Por que Kennedy não lançou uma intervenção maciça dos Marines? Ele
tinha tudo armado para isso (proximidade com o porta-aviões Essex,
etc.). Não foi por um princípio democrático e respeito pela
autodeterminação nacional, que ele pisou sem pudor nenhum. Por duas
razões. O primeiro pela tensão internacional que ele mantinha na época com
a URSS por causa do problema de Berlim. Kennedy temia que uma invasão
maciça dos fuzileiros navais a Cuba encorajasse Khrushchev a tomar
Berlim. Mas, em segundo lugar e fundamental, estava claro que uma
intervenção armada ianque não seria um passeio, mas sim uma longa luta contra
um povo fortemente armado e coeso em torno de uma liderança
revolucionária. Se Playa Girón tivesse se consolidado e aberto alguma
brecha no regime revolucionário e entre as massas, não há a menor dúvida de que
teriam desembarcado.
Playa Girón foi a vingança de Che. Em 1954, Allen Dulles, à frente
da CIA, armou um exército de mercenários e invadiu a Guatemala, presidida pelo
governo de Jacobo Arbenz, que havia tomado algumas medidas de defesa nacional e
operária contra o monopólio da United Fruit. Mas o governo reformista, apoiado
pelo PC da Guatemala, recusou-se a armar as massas mobilizadas contra a invasão
golpista. Ele confiou nos comandos "constitucionais" das Forças
Armadas, que acabaram se virando. Che, que havia se estabelecido na
Guatemala para apoiar essa experiência, estava desesperado. Ele escreveu
diretamente ao presidente Arbenz, pedindo-lhe armas para a resistência
popular. Mas ele se recusou e permitiu que a invasão golpista o
destituísse e estabelecesse uma ditadura que reprimiu sangrentamente os trabalhadores. Che
foi milagrosamente salvo e ao fugir para o México vinculou-se a Fidel Castro e
ao futuro da revolução cubana. Che aprendeu uma lição fundamental que não
hesitou em promover na revolução cubana: a necessidade de dissolver as forças
armadas e repressivas e as instituições do antigo regime de opressão do povo e
de armar as massas trabalhadoras.
O próprio Allen Dulles foi o responsável pela invasão de Playa Girón e
foi financiado pela própria United Fruit. Mas do lado cubano havia um povo
armado.
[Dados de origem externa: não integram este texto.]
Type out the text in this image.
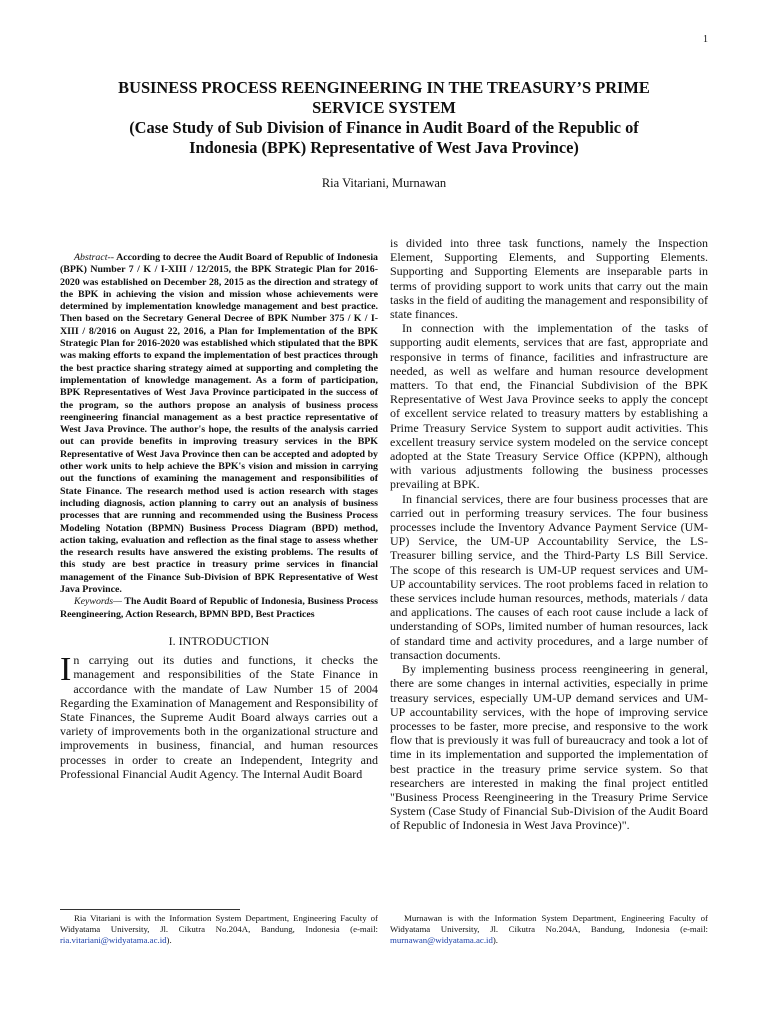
1
BUSINESS PROCESS REENGINEERING IN THE TREASURY’S PRIME
SERVICE SYSTEM
(Case Study of Sub Division of Finance in Audit Board of the Republic of
Indonesia (BPK) Representative of West Java Province)
Ria Vitariani, Murnawan

Abstract-- According to decree the Audit Board of Republic of Indonesia (BPK) Number 7 / K / I-XIII / 12/2015, the BPK Strategic Plan for 2016-2020 was established on December 28, 2015 as the direction and strategy of the BPK in achieving the vision and mission whose achievements were determined by implementation knowledge management and best practice. Then based on the Secretary General Decree of BPK Number 375 / K / I-XIII / 8/2016 on August 22, 2016, a Plan for Implementation of the BPK Strategic Plan for 2016-2020 was established which stipulated that the BPK was making efforts to expand the implementation of best practices through the best practice sharing strategy aimed at supporting and completing the implementation of knowledge management. As a form of participation, BPK Representatives of West Java Province participated in the success of the program, so the authors propose an analysis of business process reengineering financial management as a best practice representative of West Java Province. The author's hope, the results of the analysis carried out can provide benefits in improving treasury services in the BPK Representative of West Java Province then can be accepted and adopted by other work units to help achieve the BPK's vision and mission in carrying out the functions of examining the management and responsibilities of State Finance. The research method used is action research with stages including diagnosis, action planning to carry out an analysis of business processes that are running and recommended using the Business Process Modeling Notation (BPMN) Business Process Diagram (BPD) method, action taking, evaluation and reflection as the final stage to assess whether the research results have answered the existing problems. The results of this study are best practice in treasury prime services in financial management of the Finance Sub-Division of BPK Representative of West Java Province.

Keywords— The Audit Board of Republic of Indonesia, Business Process Reengineering, Action Research, BPMN BPD, Best Practices

I. INTRODUCTION

In carrying out its duties and functions, it checks the management and responsibilities of the State Finance in accordance with the mandate of Law Number 15 of 2004 Regarding the Examination of Management and Responsibility of State Finances, the Supreme Audit Board always carries out a variety of improvements both in the organizational structure and improvements in business, financial, and human resources processes in order to create an Independent, Integrity and Professional Financial Audit Agency. The Internal Audit Board

is divided into three task functions, namely the Inspection Element, Supporting Elements, and Supporting Elements. Supporting and Supporting Elements are inseparable parts in terms of providing support to work units that carry out the main tasks in the field of auditing the management and responsibility of state finances.

In connection with the implementation of the tasks of supporting audit elements, services that are fast, appropriate and responsive in terms of finance, facilities and infrastructure are needed, as well as welfare and human resource development matters. To that end, the Financial Subdivision of the BPK Representative of West Java Province seeks to apply the concept of excellent service related to treasury matters by establishing a Prime Treasury Service System to support audit activities. This excellent treasury service system modeled on the service concept adopted at the State Treasury Service Office (KPPN), although with various adjustments following the business processes prevailing at BPK.

In financial services, there are four business processes that are carried out in performing treasury services. The four business processes include the Inventory Advance Payment Service (UM-UP) Service, the UM-UP Accountability Service, the LS-Treasurer billing service, and the Third-Party LS Bill Service. The scope of this research is UM-UP request services and UM-UP accountability services. The root problems faced in relation to these services include human resources, methods, materials / data and applications. The causes of each root cause include a lack of understanding of SOPs, limited number of human resources, lack of standard time and activity procedures, and a large number of transaction documents.

By implementing business process reengineering in general, there are some changes in internal activities, especially in prime treasury services, especially UM-UP demand services and UM-UP accountability services, with the hope of improving service processes to be faster, more precise, and responsive to the work flow that is previously it was full of bureaucracy and took a lot of time in its implementation and supported the implementation of best practice in the treasury prime service system. So that researchers are interested in making the final project entitled "Business Process Reengineering in the Treasury Prime Service System (Case Study of Financial Sub-Division of the Audit Board of Republic of Indonesia in West Java Province)".

Ria Vitariani is with the Information System Department, Engineering Faculty of Widyatama University, Jl. Cikutra No.204A, Bandung, Indonesia (e-mail: ria.vitariani@widyatama.ac.id).
Murnawan is with the Information System Department, Engineering Faculty of Widyatama University, Jl. Cikutra No.204A, Bandung, Indonesia (e-mail: murnawan@widyatama.ac.id).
O fracasso de Playa Girón levou à aposentadoria de Dulles. E
na Nicarágua, o ditador Somoza que havia disparado a frota gusana com rudes e
triunfantes formalidades contra a revolução cubana acabou sendo destituído pela
revolução sandinista de 1979.
O exemplo de Cuba já ficou registrado na história dos feitos
revolucionários da classe trabalhadora e dos explorados na América Latina e no
mundo. Seu desenvolvimento subsequente - cheio de grandes contradições e
confrontos com o imperialismo, as burguesias, a burocracia russa, os partidos
stalinistas contra-revolucionários e dentro do próprio Partido Comunista Cubano
- significou um revés. O impressionante triunfo da revolução sandinista
foi travado no acordo com setores da burguesia nacional nicaraguense que
propunha a defesa e reconstrução do estado burguês, sob a influência da direção
castrista. Também apoiou regimes de frente popular (Unidade Popular no
Chile, etc.) e nacionalistas burgueses;
O slogan que Che levantou na época - "ou revolução socialista ou
caricatura da revolução" - é plenamente vigente. A luta de classes em
Cuba e na América Latina nos reserva grandes acontecimentos pela frente.